Société

L’art d’être bon

Entrevue avec Stefan Einhorn

Son livre L’art d’être bon (The Art of Being Kind), paru en 2008, a été un véritable succès dans le monde entier. L’auteur suédois Stefan Einhorn, qui est aussi cancérologue, part du principe que la gentillesse devrait faire partie de notre vie, car elle apporte non seulement le bonheur, mais aussi le succès dans la vie quotidienne.

Pourquoi la gentillesse a-t-elle si mauvaise réputation ?

La gentillesse est reliée aux enfants. On rappelle sans cesse aux enfants d’être gentils avec leurs frères et sœurs et avec les autres, et c’est une des raisons pour laquelle on associe la bonté à quelque chose de très puéril et d’enfantin. Être gentil, c’est être naïf, croire un peu tout et n’importe quoi. On peut presque dire que c’est être stupide, parfois, mais il est temps de changer cette façon de concevoir la gentillesse.
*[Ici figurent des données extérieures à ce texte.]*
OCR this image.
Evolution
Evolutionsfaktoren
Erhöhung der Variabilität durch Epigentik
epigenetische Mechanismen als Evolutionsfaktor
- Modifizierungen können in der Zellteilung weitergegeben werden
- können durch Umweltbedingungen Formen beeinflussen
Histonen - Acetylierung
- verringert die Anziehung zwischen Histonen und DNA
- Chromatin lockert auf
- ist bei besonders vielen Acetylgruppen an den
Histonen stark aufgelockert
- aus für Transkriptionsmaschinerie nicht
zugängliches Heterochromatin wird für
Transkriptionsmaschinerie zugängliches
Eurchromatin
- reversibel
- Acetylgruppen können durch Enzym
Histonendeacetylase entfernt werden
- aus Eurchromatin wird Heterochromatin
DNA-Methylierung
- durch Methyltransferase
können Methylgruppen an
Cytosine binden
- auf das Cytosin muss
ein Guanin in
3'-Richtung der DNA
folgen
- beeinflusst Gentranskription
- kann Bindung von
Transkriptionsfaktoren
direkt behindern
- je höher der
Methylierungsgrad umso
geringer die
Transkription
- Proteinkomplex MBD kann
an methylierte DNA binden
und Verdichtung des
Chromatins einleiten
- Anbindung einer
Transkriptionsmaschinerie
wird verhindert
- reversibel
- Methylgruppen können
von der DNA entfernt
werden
La gentillesse est, selon vous, un des secrets de la réussite et du succès ?

Oui, la vraie gentillesse est une grande qualité et elle mène au succès. Vous savez, tous les jours, on rencontre beaucoup de gens, que ce soit dans les transports en commun, dans la rue, au bureau, au restaurant. La façon dont on se comporte avec nos semblables peut changer notre vie. Quand vous êtes bon avec une personne, elle va se souvenir de vous, vous appréciera et voudra être gentille avec vous en retour. De cette façon, on crée un sentiment de gentillesse autour de soi qui est essentiel. Quand vous faites de bonnes actions pour les autres, les chances augmentent que les autres fassent de bonnes choses pour vous. Quand vous traitez bien vos employés, que vous vous souciez de leur bien-être et que vous les appréciez, toutes les études prouvent qu’ils sont plus heureux et donc plus productifs. Quand vous aidez quelqu’un dans la rue, non seulement vous en tirez de la satisfaction, mais la personne que vous aidez aussi est heureuse. La gentillesse, tout le monde y gagne, c’est ce que j’ai voulu prouver avec mon livre, soyez gentils et faites de bonnes actions ! La bonté est une grande spirale vertueuse, on ne le dit pas assez.

Quand on est gentil, notre cerveau active une zone de plaisir ?

Des études ont démontré que, si vous êtes généreux et que vous collaborez avec vos semblables, vous activez la zone de plaisir dans votre cerveau, la même que celle qui est activée par la nourriture qu’on apprécie et par le sexe, ce qui prouve qu’on a un réel plaisir en réalisant de bons gestes.

Sommes-nous naturellement bons et gentils ?

Personne n’est 100 % bon, nous avons tous un côté plus sombre en nous. Oui, il y a des gens qui sont foncièrement bienveillants et gentils. Je pense qu’on est naturellement bon, mais on peut l’être encore plus. Je pense que l’être humain est composé de 95 % de bonnes choses et a 5 % de diable en lui ! Mais il peut s’entraîner à être plus gentil, c’est si facile et surtout, on y gagne à tous les coups.

Vous êtes professeur d’oncologie en Suède. Il est important pour les médecins d’être gentils ?

Oui, évidemment. J’apprends aux médecins à être de meilleurs médecins. Je leur inculque l’importance de bien parler aux patients, de bien en prendre soin, d’avoir une approche plus humaine, d’être gentils et d’avoir de l’empathie. Ce n’est pas toujours naturel chez certains d’entre eux, vous savez. Je leur dis souvent que de toutes petites choses font de grandes différences, ne serait-ce que dans le ton de la voix, le regard, la gestuelle.

Faut-il parfois mentir pour être gentil ?

Que pensez-vous de ma veste ? Elle est belle ! Même si vous ne le pensez pas, soyez gentil et dites à votre ami que vous l’aimez. On peut enfreindre légèrement nos principes très stricts en mentant un peu parce que ça va faire du bien à l’autre personne. Pourquoi dire la vérité alors que, de toute façon, on ment deux ou trois fois par jour sur de petites choses du quotidien ? On peut mentir pour faire du bien.